DR. ROUSE: Well, look. If I had a crystal ball that I didn’t think was somewhat cloudy, I would probably be trying to cash in; but I think that what we can see is that, you know, part of the reason why people are – are somewhat underemployed, or taking those jobs that really they’re over qualified fro- — for is the fact that we are still in a recovery, and that’s somewhat the nature of recovery – is that those individuals that have the skills, at least they’re employed. And that’s already a really important fact. As we have growth, as our economy picks up, they will move into the jobs for which they are better qualified, making room for those individuals who are not even – don’t even have a job today.
So, I – I don’t believe that that is the future. No- — nonetheless, you’re touching on an issue that I think many economists are concerned about – I know the President is concerned about [it] – which is growing income inequality, and that has been going on for the last 20, 30 years; and I think it’s something about which we will have to deal. But I think really what our economy is dealing with right now is a lack of growth, a lack of aggregate demand; and as that picks up, everybody will be benefiting.
MR. MARTIN: The Fed says that the economy will grow between 2.4 percent and 2.9 percent this year. Every time the job reports come out, we hear people say, “That’s not fast enough.” “We can’t keep up with the demands,” but you’ve had Bernanke say – say in 2009, “Guys, it” – look at five to seven years, potentially, it’s going to take us to get out of this.
And so isn’t it crazy every, single month, when you hear where people somehow think it’s going to flip a switch, and it’s going to turn around in 90 days? Shouldn’t we simply get our minds around – wrap our minds around the reality that it is going to take potentially another three and four years for us to dig ourselves out of the – the huge hole we were in?
DR. ROUSE: Absolutely. This was the greatest recession since the Great Depression. Yeah, I wish – if I were in my classroom, I would show you a chart of the job loss in this recession compared to prior recessions. It was huge, and it was going to take us some time to recover, especially since the roots of the recession were in the financial sector. And that is why it’s – it’s really an accomplishment that we didn’t fall into a depression, that we were – that the President and, you know, working with Congress, was able to stabilize this economy. And it’s also why it’s so important for there to continue to be investments.

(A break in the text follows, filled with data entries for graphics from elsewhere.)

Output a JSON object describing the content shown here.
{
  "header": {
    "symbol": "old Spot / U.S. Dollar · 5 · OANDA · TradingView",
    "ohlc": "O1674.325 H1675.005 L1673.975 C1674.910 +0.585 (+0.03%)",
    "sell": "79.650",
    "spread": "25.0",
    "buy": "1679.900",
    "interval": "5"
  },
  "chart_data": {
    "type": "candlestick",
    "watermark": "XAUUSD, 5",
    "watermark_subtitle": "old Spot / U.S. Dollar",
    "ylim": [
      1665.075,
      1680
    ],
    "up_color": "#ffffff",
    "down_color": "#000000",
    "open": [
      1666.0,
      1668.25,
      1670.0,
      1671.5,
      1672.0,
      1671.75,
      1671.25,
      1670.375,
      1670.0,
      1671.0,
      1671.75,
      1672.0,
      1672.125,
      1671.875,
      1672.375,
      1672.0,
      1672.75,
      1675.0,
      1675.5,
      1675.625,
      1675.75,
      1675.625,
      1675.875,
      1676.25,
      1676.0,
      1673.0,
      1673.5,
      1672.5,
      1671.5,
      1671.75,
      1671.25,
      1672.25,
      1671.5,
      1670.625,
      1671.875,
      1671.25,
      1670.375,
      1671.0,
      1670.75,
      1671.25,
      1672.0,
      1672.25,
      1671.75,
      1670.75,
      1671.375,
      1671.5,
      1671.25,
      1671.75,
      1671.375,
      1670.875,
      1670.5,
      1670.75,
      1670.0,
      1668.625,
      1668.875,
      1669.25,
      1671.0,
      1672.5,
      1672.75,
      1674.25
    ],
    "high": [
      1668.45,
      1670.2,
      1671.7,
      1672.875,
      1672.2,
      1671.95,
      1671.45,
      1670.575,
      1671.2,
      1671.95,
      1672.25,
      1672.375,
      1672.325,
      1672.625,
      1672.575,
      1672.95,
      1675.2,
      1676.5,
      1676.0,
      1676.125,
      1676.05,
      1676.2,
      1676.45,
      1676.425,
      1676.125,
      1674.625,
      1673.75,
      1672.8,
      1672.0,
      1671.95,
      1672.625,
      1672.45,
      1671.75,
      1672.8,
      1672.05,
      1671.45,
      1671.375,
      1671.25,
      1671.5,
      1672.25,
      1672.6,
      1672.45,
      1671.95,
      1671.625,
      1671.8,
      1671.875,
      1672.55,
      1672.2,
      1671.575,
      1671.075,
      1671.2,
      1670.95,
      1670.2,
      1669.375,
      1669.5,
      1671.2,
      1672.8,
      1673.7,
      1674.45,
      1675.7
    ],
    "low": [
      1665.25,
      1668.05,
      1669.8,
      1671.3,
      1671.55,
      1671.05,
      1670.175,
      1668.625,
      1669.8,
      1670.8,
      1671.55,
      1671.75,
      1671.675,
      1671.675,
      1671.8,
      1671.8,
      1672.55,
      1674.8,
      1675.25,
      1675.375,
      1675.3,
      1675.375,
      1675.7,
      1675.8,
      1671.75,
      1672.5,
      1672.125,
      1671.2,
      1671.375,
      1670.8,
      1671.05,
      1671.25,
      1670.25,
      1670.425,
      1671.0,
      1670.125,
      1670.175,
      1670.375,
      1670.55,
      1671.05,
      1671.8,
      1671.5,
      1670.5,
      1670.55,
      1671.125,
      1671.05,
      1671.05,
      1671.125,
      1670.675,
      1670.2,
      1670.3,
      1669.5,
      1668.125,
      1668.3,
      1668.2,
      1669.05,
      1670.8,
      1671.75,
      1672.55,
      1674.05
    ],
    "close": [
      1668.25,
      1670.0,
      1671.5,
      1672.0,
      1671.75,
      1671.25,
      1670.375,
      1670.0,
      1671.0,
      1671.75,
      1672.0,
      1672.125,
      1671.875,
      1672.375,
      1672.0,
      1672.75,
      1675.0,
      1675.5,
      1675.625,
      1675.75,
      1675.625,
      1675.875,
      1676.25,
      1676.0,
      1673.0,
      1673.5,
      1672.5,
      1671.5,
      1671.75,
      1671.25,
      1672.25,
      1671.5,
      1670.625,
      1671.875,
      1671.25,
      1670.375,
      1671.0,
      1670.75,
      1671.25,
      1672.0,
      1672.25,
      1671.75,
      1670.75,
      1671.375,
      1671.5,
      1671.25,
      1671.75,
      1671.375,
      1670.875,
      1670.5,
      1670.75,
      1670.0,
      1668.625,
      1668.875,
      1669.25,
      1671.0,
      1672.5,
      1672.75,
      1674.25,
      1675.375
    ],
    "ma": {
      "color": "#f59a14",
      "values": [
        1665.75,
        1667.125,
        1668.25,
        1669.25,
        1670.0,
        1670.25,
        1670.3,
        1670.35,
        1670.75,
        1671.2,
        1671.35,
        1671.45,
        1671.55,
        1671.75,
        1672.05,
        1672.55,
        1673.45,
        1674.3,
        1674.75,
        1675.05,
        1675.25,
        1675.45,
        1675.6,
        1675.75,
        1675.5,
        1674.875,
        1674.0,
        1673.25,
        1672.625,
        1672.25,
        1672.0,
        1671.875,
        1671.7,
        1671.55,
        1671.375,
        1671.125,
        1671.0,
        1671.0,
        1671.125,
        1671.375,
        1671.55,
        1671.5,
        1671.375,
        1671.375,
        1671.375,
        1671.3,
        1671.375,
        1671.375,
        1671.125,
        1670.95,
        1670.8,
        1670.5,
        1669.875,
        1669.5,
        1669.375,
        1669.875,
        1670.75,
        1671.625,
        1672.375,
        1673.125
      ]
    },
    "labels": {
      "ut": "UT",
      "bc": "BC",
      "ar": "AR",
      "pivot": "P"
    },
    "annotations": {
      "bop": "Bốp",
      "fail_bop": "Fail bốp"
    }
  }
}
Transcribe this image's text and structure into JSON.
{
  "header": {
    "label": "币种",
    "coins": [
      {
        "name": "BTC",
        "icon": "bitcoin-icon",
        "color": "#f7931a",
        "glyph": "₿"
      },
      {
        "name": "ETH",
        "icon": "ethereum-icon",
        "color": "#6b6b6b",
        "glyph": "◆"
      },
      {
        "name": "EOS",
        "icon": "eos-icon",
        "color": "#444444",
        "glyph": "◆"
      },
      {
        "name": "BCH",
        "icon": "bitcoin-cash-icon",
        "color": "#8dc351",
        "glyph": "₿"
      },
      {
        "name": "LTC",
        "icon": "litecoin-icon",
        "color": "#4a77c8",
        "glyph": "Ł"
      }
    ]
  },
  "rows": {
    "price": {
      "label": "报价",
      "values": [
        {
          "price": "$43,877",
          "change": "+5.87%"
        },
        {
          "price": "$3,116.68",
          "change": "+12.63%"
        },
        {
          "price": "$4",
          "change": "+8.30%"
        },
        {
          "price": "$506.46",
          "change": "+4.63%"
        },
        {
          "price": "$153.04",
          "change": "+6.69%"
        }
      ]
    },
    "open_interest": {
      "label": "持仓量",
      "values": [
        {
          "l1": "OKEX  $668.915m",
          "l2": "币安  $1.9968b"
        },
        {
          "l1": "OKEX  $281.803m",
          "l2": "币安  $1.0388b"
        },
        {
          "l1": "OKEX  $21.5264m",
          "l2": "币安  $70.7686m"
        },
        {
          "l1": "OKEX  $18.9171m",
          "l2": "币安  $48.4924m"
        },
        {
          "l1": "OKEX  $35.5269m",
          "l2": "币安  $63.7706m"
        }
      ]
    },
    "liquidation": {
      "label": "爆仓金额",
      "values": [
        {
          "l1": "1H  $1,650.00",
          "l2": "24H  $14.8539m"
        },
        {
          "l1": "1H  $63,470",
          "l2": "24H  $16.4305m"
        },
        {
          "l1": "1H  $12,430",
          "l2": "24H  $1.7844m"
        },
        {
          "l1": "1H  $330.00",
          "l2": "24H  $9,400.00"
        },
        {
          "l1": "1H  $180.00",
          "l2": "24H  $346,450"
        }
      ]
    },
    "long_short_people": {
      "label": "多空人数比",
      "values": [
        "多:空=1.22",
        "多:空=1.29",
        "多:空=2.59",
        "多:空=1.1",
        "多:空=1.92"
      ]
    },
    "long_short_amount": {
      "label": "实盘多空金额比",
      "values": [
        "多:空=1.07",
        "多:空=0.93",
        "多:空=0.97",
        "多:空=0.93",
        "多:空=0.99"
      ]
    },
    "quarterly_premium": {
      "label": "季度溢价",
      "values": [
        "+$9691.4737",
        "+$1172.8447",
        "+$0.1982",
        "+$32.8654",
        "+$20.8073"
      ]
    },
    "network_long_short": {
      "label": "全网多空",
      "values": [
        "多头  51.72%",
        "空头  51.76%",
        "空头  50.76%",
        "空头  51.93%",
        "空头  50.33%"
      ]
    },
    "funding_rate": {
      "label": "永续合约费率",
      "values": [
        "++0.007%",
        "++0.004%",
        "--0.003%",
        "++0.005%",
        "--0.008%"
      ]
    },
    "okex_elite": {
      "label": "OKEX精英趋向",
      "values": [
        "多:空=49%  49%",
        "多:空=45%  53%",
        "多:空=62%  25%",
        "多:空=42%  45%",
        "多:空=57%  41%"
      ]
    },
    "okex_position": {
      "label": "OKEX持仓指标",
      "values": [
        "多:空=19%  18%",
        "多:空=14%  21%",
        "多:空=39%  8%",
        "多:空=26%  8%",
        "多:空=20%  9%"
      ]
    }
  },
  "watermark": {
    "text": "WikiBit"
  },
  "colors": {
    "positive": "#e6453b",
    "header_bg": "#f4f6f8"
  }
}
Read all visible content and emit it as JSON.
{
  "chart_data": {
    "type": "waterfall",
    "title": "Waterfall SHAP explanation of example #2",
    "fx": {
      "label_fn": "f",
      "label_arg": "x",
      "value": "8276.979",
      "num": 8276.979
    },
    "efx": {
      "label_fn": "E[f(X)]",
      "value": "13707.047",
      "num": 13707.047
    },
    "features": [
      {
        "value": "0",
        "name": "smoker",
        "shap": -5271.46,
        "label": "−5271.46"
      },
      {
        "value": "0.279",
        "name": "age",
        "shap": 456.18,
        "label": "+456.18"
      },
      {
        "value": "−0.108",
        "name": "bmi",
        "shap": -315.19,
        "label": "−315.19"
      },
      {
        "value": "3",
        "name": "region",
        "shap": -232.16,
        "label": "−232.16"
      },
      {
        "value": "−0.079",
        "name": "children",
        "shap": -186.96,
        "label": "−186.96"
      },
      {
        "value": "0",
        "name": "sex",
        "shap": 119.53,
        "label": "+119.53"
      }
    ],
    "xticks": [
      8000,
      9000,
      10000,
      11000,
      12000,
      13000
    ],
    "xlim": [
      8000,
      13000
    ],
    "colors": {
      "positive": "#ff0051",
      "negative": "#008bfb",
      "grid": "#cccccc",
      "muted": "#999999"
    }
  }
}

We’re seeing a recovery, but we’re – we know it’s not fast enough. This is a phenomenal time for the – the public sector to be investing in infrastructure. We know that that’s one of the foundations of growth. The federal government can borrow at historically low rates. We have construction workers that don’t have anything better to do, so they’re drawing on unemployment. They’re turning to disability insurance. Instead, let’s put those workers to work bu- — rebuilding our roads, build – building – rebuilding our transportation systems, so that we have those platforms for growth, because this will take some time to heal.
MR. MARTIN: Cecilia, always a pleasure. We certainly appreciate you being on “Washington Watch” again.
DR. ROUSE: It’s been a pleasure. Thank you.